The BAM crowd—mostly thirty-somethings dressed as though they’d come from Girls central casting—was in a protective, nurturing mood. Concertgoers mostly adhered to the no photography rule. They screamed “We missed you!” between songs. And there was a bit of tension when someone bellowed “When’s the next album coming out?” during a quiet moment. (Mr. Mangum recently emerged for a smattering of small shows, but the band hasn’t released new material since 1998.) Yet at this point any concern for Mr. Mangum’s lingering fragility seemed misplaced.

“You tell me, my friend,” he shot back.

The band’s own banter was minimal. Mr. Koster recalled the group’s salad days spent in a rent-controlled West Village apartment with a shoulder shrug that delighted the Brooklyn crowd, their residence in the city’s new center of cultural gravity confirmed. Mr. Mangum joked about the acid trip that led to the unreleased “All the Colors of the Rainbow.” A handful of guests came onstage, a reminder of how much Neutral Milk Hotel inspired not only freak folk (for better or worse), but also the quirky instrumental collectivism of Arcade Fire and its ilk.

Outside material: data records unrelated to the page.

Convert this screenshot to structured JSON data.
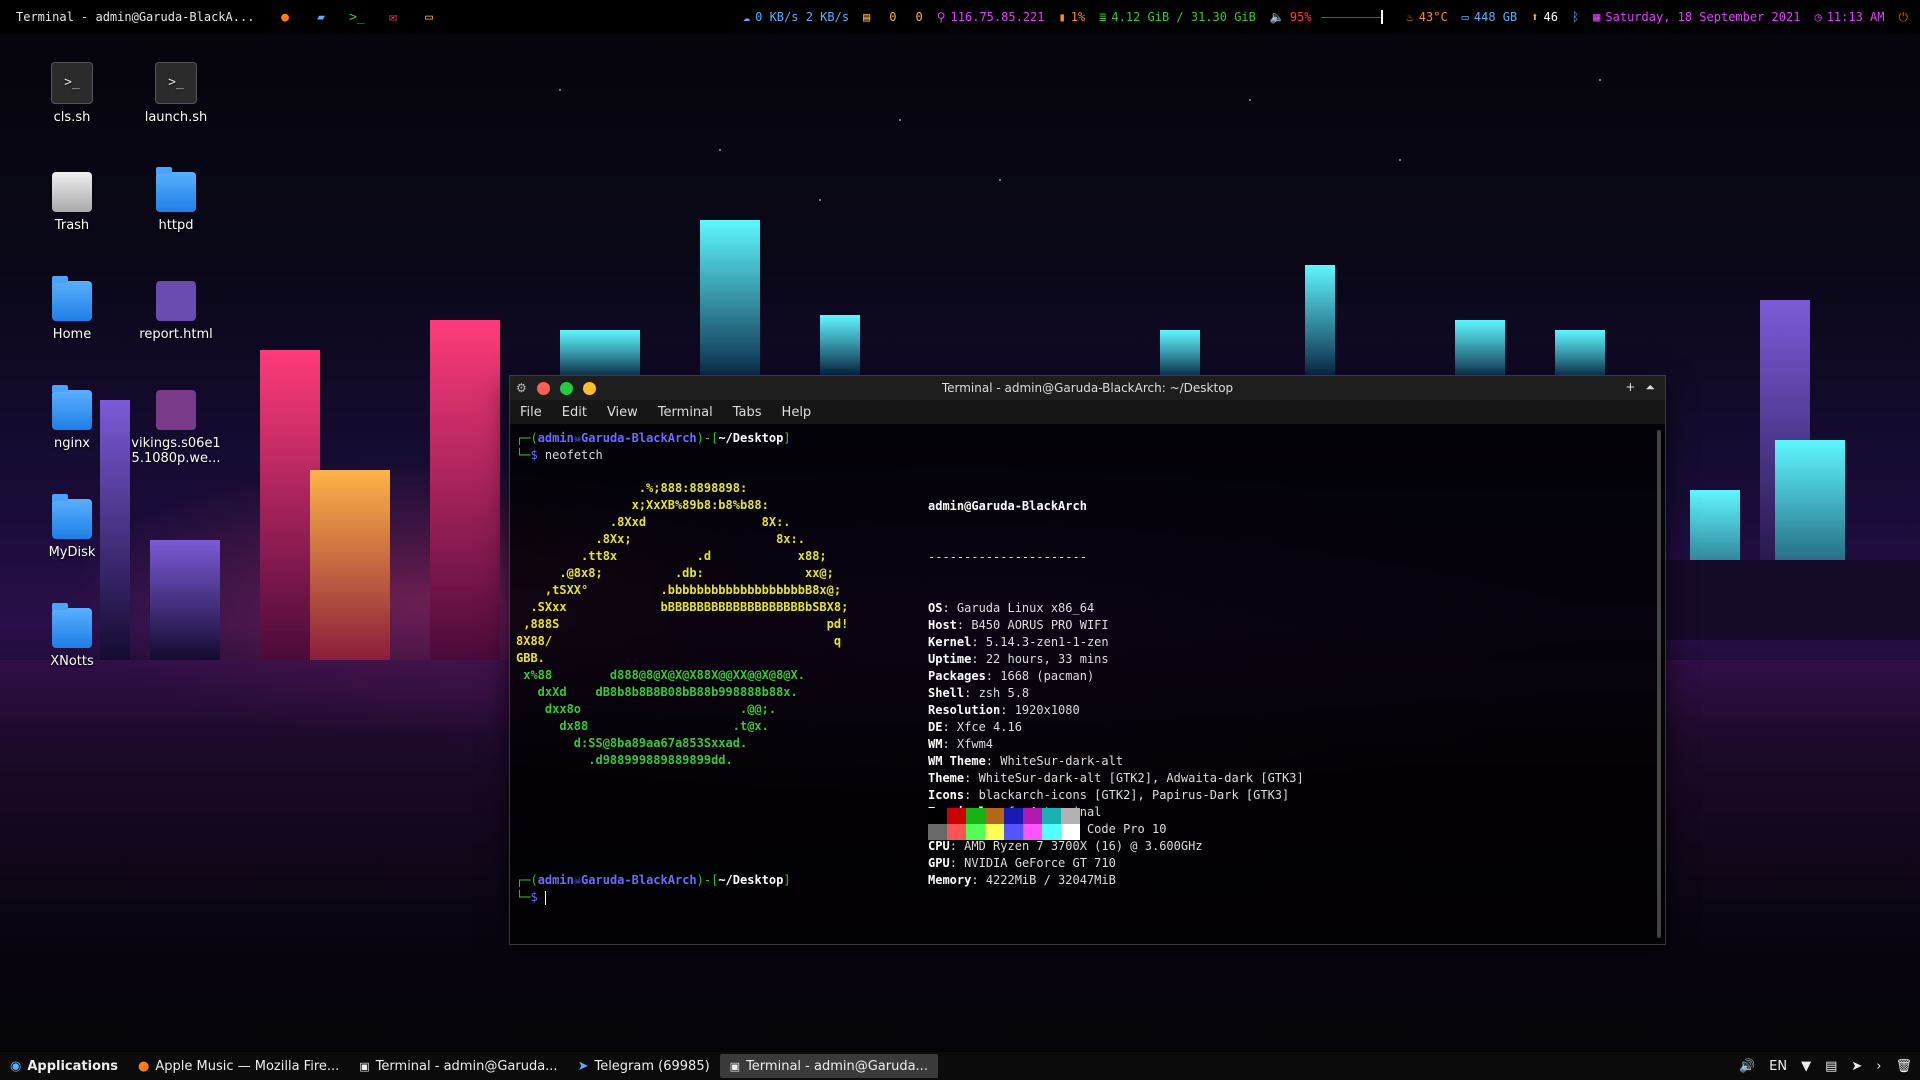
{
  "top_panel": {
    "window_title": "Terminal - admin@Garuda-BlackA...",
    "stats": {
      "network": "0 KB/s 2 KB/s",
      "disk_read": "0",
      "disk_write": "0",
      "ip": "116.75.85.221",
      "cpu": "1%",
      "memory": "4.12 GiB / 31.30 GiB",
      "volume": "95%",
      "temperature": "43°C",
      "storage": "448 GB",
      "updates": "46",
      "date": "Saturday, 18 September 2021",
      "time": "11:13 AM"
    },
    "colors": {
      "accent_blue": "#5ab0ff",
      "green": "#37c837",
      "magenta": "#e040fb",
      "orange": "#ff8a1f",
      "red": "#ff3b3b"
    }
  },
  "desktop_icons": [
    {
      "label": "cls.sh",
      "type": "script",
      "icon": "terminal-script-icon"
    },
    {
      "label": "launch.sh",
      "type": "script",
      "icon": "terminal-script-icon"
    },
    {
      "label": "Trash",
      "type": "trash",
      "icon": "trash-icon"
    },
    {
      "label": "httpd",
      "type": "folder",
      "icon": "folder-icon"
    },
    {
      "label": "Home",
      "type": "folder",
      "icon": "home-folder-icon"
    },
    {
      "label": "report.html",
      "type": "web",
      "icon": "html-file-icon"
    },
    {
      "label": "nginx",
      "type": "folder",
      "icon": "folder-icon"
    },
    {
      "label": "vikings.s06e1 5.1080p.we...",
      "type": "video",
      "icon": "video-file-icon"
    },
    {
      "label": "MyDisk",
      "type": "folder",
      "icon": "folder-icon"
    },
    {
      "label": "XNotts",
      "type": "folder",
      "icon": "locked-folder-icon"
    }
  ],
  "terminal": {
    "title": "Terminal - admin@Garuda-BlackArch: ~/Desktop",
    "menu": [
      "File",
      "Edit",
      "View",
      "Terminal",
      "Tabs",
      "Help"
    ],
    "prompt": {
      "user": "admin",
      "host": "Garuda-BlackArch",
      "dir": "~/Desktop",
      "symbol": "$"
    },
    "command": "neofetch",
    "ascii_art": [
      "                 .%;888:8898898:",
      "                x;XxXB%89b8:b8%b88:",
      "             .8Xxd                8X:.",
      "           .8Xx;                    8x:.",
      "         .tt8x           .d            x88;",
      "      .@8x8;          .db:              xx@;",
      "    ,tSXX°          .bbbbbbbbbbbbbbbbbbbB8x@;",
      "  .SXxx             bBBBBBBBBBBBBBBBBBBBbSBX8;",
      " ,888S                                     pd!",
      "8X88/                                       q",
      "GBB.",
      " x%88        d888@8@X@X@X88X@@XX@@X@8@X.",
      "   dxXd    dB8b8b8B8B08bB88b998888b88x.",
      "    dxx8o                      .@@;.",
      "      dx88                    .t@x.",
      "        d:SS@8ba89aa67a853Sxxad.",
      "          .d988999889889899dd."
    ],
    "neofetch_header": "admin@Garuda-BlackArch",
    "neofetch_separator": "----------------------",
    "neofetch_info": [
      {
        "key": "OS",
        "value": "Garuda Linux x86_64"
      },
      {
        "key": "Host",
        "value": "B450 AORUS PRO WIFI"
      },
      {
        "key": "Kernel",
        "value": "5.14.3-zen1-1-zen"
      },
      {
        "key": "Uptime",
        "value": "22 hours, 33 mins"
      },
      {
        "key": "Packages",
        "value": "1668 (pacman)"
      },
      {
        "key": "Shell",
        "value": "zsh 5.8"
      },
      {
        "key": "Resolution",
        "value": "1920x1080"
      },
      {
        "key": "DE",
        "value": "Xfce 4.16"
      },
      {
        "key": "WM",
        "value": "Xfwm4"
      },
      {
        "key": "WM Theme",
        "value": "WhiteSur-dark-alt"
      },
      {
        "key": "Theme",
        "value": "WhiteSur-dark-alt [GTK2], Adwaita-dark [GTK3]"
      },
      {
        "key": "Icons",
        "value": "blackarch-icons [GTK2], Papirus-Dark [GTK3]"
      },
      {
        "key": "Terminal",
        "value": "xfce4-terminal"
      },
      {
        "key": "Terminal Font",
        "value": "Source Code Pro 10"
      },
      {
        "key": "CPU",
        "value": "AMD Ryzen 7 3700X (16) @ 3.600GHz"
      },
      {
        "key": "GPU",
        "value": "NVIDIA GeForce GT 710"
      },
      {
        "key": "Memory",
        "value": "4222MiB / 32047MiB"
      }
    ],
    "palette": [
      "#000000",
      "#cc0000",
      "#18b218",
      "#b26818",
      "#1818b2",
      "#b218b2",
      "#18b2b2",
      "#b2b2b2",
      "#686868",
      "#ff5454",
      "#54ff54",
      "#ffff54",
      "#5454ff",
      "#ff54ff",
      "#54ffff",
      "#ffffff"
    ]
  },
  "taskbar": {
    "applications": "Applications",
    "tasks": [
      {
        "label": "Apple Music — Mozilla Fire...",
        "icon": "firefox-icon",
        "active": false
      },
      {
        "label": "Terminal - admin@Garuda...",
        "icon": "terminal-icon",
        "active": false
      },
      {
        "label": "Telegram (69985)",
        "icon": "telegram-icon",
        "active": false
      },
      {
        "label": "Terminal - admin@Garuda...",
        "icon": "terminal-icon",
        "active": true
      }
    ],
    "tray_language": "EN"
  }
}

The set lost some focus toward the end, with “Naomi” and especially “Oh Comely” (which Mr. Mangum also performed stag) being standouts. A thunderous standing ovation—most people sat through the show in general admission seats—brought the band back out for a four-song encore.

Neutral Milk Hotel closed with “Engine,” but the gang would have been wise to leave things with the baleful “Two-Headed Boy Pt. 2,” the penultimate song of the show and the third Mr. Mangum took on his own. “Two headed boy she is all you could need/She will feed you tomatoes and radio wires/And retire to sheets safe and clean/But don’t hate her when she gets up to leave.”

No one had expected an answer to the question about future albums. But those last lines somehow provided assurance and cold comfort.